Alito doesn’t seem guilty of this kind of hypocrisy. His eagerness to attack Roe vs. Wade This has been evident since he joined the court in January 2006. He seems quite sincere when he writes in the draft that judges should not be “affected by outside influences such as concern about the reaction of the public to our work”.
Loyalty to one’s own principles seems closely tied to another trait that jumps out at his draft. He presents himself as a controversial and self-confident loudmouth. Many passages sound less like a formal court ruling and more like the argumentative tones of a parent getting carried away at Thanksgiving – Should we talk politics over dinner? – or the guy at the next table in a neighborhood tavern – Sir, would you mind dreadfully lowering your voice a little?

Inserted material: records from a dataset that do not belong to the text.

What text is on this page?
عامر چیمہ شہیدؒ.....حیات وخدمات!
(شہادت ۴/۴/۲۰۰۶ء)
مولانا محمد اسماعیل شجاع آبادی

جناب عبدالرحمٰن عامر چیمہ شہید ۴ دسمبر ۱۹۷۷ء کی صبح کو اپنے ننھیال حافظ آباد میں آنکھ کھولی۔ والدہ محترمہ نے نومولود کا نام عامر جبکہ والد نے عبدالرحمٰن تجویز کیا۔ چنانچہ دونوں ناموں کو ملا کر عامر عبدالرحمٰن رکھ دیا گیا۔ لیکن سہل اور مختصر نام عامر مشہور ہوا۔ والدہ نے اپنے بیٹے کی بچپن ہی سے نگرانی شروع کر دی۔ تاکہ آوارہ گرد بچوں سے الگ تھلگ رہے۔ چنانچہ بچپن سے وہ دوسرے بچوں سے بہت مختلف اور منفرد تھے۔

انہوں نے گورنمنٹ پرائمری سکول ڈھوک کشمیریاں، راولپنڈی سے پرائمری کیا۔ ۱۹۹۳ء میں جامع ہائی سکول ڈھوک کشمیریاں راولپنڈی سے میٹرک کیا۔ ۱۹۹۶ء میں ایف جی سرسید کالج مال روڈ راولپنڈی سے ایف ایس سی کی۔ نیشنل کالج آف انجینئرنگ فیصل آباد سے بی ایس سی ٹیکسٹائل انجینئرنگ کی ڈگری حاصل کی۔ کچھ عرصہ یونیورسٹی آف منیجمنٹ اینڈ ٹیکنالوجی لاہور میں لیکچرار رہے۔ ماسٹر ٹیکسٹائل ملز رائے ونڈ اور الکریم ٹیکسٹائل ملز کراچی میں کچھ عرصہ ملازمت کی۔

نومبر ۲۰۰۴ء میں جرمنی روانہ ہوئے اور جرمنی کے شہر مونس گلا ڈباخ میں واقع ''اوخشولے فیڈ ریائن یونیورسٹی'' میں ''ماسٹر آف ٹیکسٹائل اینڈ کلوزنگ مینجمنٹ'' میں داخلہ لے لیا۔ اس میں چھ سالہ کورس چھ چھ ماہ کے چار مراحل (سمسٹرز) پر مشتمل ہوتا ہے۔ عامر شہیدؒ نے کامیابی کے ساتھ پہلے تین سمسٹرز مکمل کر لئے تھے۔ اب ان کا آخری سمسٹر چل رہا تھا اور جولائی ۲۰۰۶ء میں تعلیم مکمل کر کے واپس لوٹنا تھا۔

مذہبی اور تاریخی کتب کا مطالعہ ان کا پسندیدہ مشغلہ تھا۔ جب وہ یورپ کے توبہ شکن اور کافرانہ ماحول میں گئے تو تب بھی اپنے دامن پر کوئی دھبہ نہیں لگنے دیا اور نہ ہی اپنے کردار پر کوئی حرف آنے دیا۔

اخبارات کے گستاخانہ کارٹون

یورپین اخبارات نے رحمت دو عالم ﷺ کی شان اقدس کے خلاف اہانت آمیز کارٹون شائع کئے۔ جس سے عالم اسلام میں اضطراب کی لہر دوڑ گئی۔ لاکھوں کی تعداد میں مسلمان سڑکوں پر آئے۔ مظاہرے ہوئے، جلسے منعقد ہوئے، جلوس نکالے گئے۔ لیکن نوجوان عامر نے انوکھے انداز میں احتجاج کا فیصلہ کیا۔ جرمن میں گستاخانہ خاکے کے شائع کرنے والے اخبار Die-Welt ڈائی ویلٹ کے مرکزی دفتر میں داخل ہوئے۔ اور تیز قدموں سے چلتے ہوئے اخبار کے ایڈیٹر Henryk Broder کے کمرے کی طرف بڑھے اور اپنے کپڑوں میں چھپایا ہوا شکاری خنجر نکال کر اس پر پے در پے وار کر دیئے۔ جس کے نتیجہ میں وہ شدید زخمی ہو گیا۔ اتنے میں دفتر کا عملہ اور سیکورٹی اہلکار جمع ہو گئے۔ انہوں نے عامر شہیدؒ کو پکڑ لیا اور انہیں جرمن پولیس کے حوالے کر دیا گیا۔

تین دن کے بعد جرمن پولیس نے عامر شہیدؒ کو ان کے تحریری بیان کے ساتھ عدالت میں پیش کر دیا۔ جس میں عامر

His draft vibrates with contempt. The arguments advanced in the earlier abortion cases are not only misplaced but “very weak”, just as deer was not only wrong, but “extremely wrong”. He does not stop to say that there was not much support for a constitutional right to abortion until the second half of the 20th century, he adds: “Zero. Nothing.”
Those brawling instincts were apparently compelling — at least in the privacy of Supreme Court chambers — for four colleagues who voted with him: Clarence Thomas, Neil Gorsuch, Brett Kavanaugh and Amy Coney Barrett. It should be remembered that a draft opinion is a draft: Some of these people may, upon reflection, decide that they would rather try to continue juggling the abortion for a while. This would lead to a more modest final opinion, which contrasts Roe vs. Wade but postpones the fateful confrontation that Alito so desperately wants.
Whatever happens, however, the self-confidence of his jurisprudential mind is now part of the public record. This begs the question: What makes him so sure of himself?
The draft opinion is replete with references to the benefits of entrusting a complicated moral issue to political debate in 50 states. But nothing prevents the nationalization of the debate at the congressional level – banning abortion everywhere if the Republicans choose to do so with a narrow majority the next time they take control of Congress, or the reverse when the Democrats are the controls.
Alito says none of the arguments in his decision will affect current marriage or birth control law. But he can hardly declare this by decree, since some of these rights are based on the same legal principles and precedents that have underpinned Deer. The idea that abortion will henceforth fall primarily within the political rather than judicial branches seems unlikely. While some states are correct in saying that abortion is tantamount to taking a human life, lawsuits with plaintiffs that all fetuses in all states enjoy the same constitutional protections are inevitable.
Citing sources ranging from Abraham Lincoln to 20th-century philosopher Isaiah Berlin, Alito reflects on the 14th Amendment’s reference to “freedom” before lecturing, “We must guard against the natural human tendency to confuse what the amendment protects with our own ardent views on liberty”. that Americans should appreciate. But nothing in the draft notice indicates that Alito applies these caveats to himself.
Bring him means bring him. Neither Alito nor anyone else can be sure what will come next and where it will lead.